Built by none other than Alexander Dunsmuir in honor of his scandalous love for his friend’s wife, this house boasts 37 rooms, 12 fireplaces, and 16,224 square feet of living space. For 2 people. And their guests of course.

Unfortunately, Alexander died while on his New York City honeymoon with his betrothed and really never got a chance to live in his mansion/wedding present. Whatever, enough with the history lesson.

Tired of going to the usual parks and brunch spots, we set out for the Dunsmuir house one sunny Sunday afternoon. Molly found it in a travel book.

The meadows around the house were spotted with picknicking Bay Areans, in a sense, pretending to be billiionaires for the day–seeing as we all had a view of this mansion as a backdrop to our children’s cartwheels and hula-hooping.
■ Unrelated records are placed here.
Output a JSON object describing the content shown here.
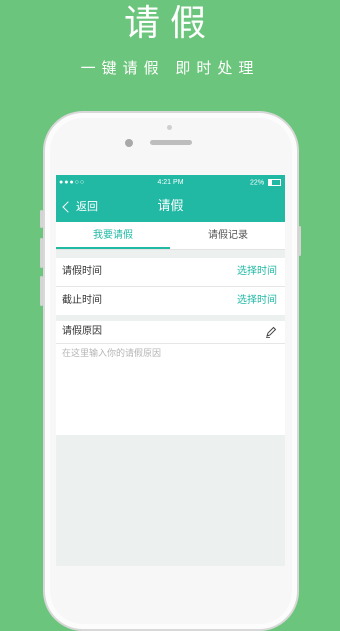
{
  "promo": {
    "title": "请假",
    "subtitle": "一键请假 即时处理"
  },
  "status_bar": {
    "carrier": "●●●○○",
    "time": "4:21 PM",
    "battery": "22%"
  },
  "nav": {
    "back_label": "返回",
    "title": "请假"
  },
  "tabs": [
    {
      "label": "我要请假",
      "active": true
    },
    {
      "label": "请假记录",
      "active": false
    }
  ],
  "form": {
    "start_label": "请假时间",
    "start_value": "选择时间",
    "end_label": "截止时间",
    "end_value": "选择时间",
    "reason_label": "请假原因",
    "reason_placeholder": "在这里输入你的请假原因"
  },
  "colors": {
    "background": "#6cc57c",
    "accent": "#21b9a4"
  }
}
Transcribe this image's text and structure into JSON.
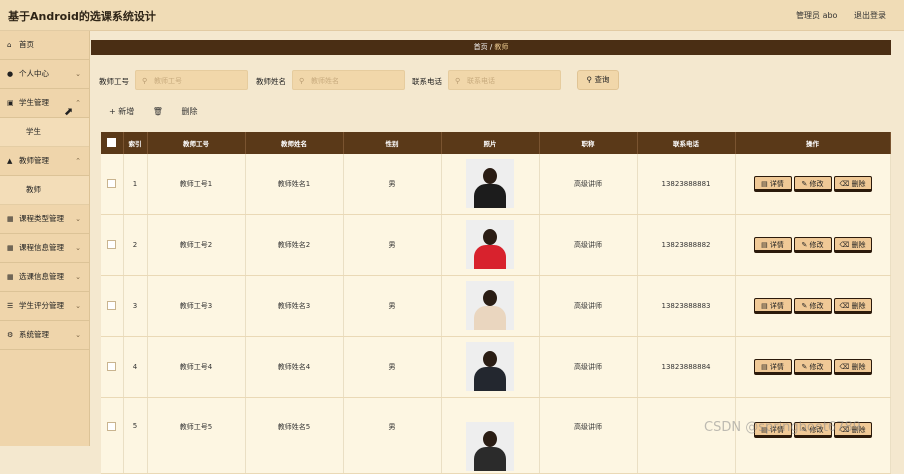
{
  "app": {
    "title": "基于Android的选课系统设计"
  },
  "header": {
    "user": "管理员 abo",
    "logout": "退出登录"
  },
  "sidebar": {
    "items": [
      {
        "icon": "home-icon",
        "label": "首页",
        "chevron": false
      },
      {
        "icon": "user-icon",
        "label": "个人中心",
        "chevron": true
      },
      {
        "icon": "briefcase-icon",
        "label": "学生管理",
        "chevron": true
      },
      {
        "icon": "sub",
        "label": "学生"
      },
      {
        "icon": "teacher-icon",
        "label": "教师管理",
        "chevron": true
      },
      {
        "icon": "sub",
        "label": "教师"
      },
      {
        "icon": "grid-icon",
        "label": "课程类型管理",
        "chevron": true
      },
      {
        "icon": "grid-icon",
        "label": "课程信息管理",
        "chevron": true
      },
      {
        "icon": "grid-icon",
        "label": "选课信息管理",
        "chevron": true
      },
      {
        "icon": "list-icon",
        "label": "学生评分管理",
        "chevron": true
      },
      {
        "icon": "gear-icon",
        "label": "系统管理",
        "chevron": true
      }
    ]
  },
  "breadcrumb": {
    "home": "首页",
    "sep": "/",
    "current": "教师"
  },
  "search": {
    "field1_label": "教师工号",
    "field1_placeholder": "教师工号",
    "field2_label": "教师姓名",
    "field2_placeholder": "教师姓名",
    "field3_label": "联系电话",
    "field3_placeholder": "联系电话",
    "button": "查询"
  },
  "actions": {
    "add": "+ 新增",
    "delete": "删除"
  },
  "table": {
    "headers": [
      "",
      "索引",
      "教师工号",
      "教师姓名",
      "性别",
      "照片",
      "职称",
      "联系电话",
      "操作"
    ],
    "rows": [
      {
        "index": "1",
        "id": "教师工号1",
        "name": "教师姓名1",
        "gender": "男",
        "title": "高级讲师",
        "phone": "13823888881",
        "photo_color": "#1c1c1c"
      },
      {
        "index": "2",
        "id": "教师工号2",
        "name": "教师姓名2",
        "gender": "男",
        "title": "高级讲师",
        "phone": "13823888882",
        "photo_color": "#d8222d"
      },
      {
        "index": "3",
        "id": "教师工号3",
        "name": "教师姓名3",
        "gender": "男",
        "title": "高级讲师",
        "phone": "13823888883",
        "photo_color": "#ead6bf"
      },
      {
        "index": "4",
        "id": "教师工号4",
        "name": "教师姓名4",
        "gender": "男",
        "title": "高级讲师",
        "phone": "13823888884",
        "photo_color": "#23272f"
      },
      {
        "index": "5",
        "id": "教师工号5",
        "name": "教师姓名5",
        "gender": "男",
        "title": "高级讲师",
        "phone": "",
        "photo_color": "#2b2b2b"
      }
    ],
    "op_detail": "详情",
    "op_edit": "修改",
    "op_delete": "删除"
  },
  "watermark": "CSDN @springboot6789"
}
Pretty cool. When it came time for the tour, I noticed something: The 12 folks around me, spanning in age from 5 to 65 and smiling, intently but leisurely as the period-costumed guide blathered on about pillar placement, were all women.

“Where are all the dudes?” I whispered to Molly.

“Guys don’t do antique houses,” she said.

So, while the other dads sat (or snoozed) out on their blankets, one hand on an open book, the other on absolutely nothing for a change, I amped up my knowledge base on 17th century cooking appliances and water closet technology (or lack thereof).

Certainly something new. and Interesting. I even asked some questions.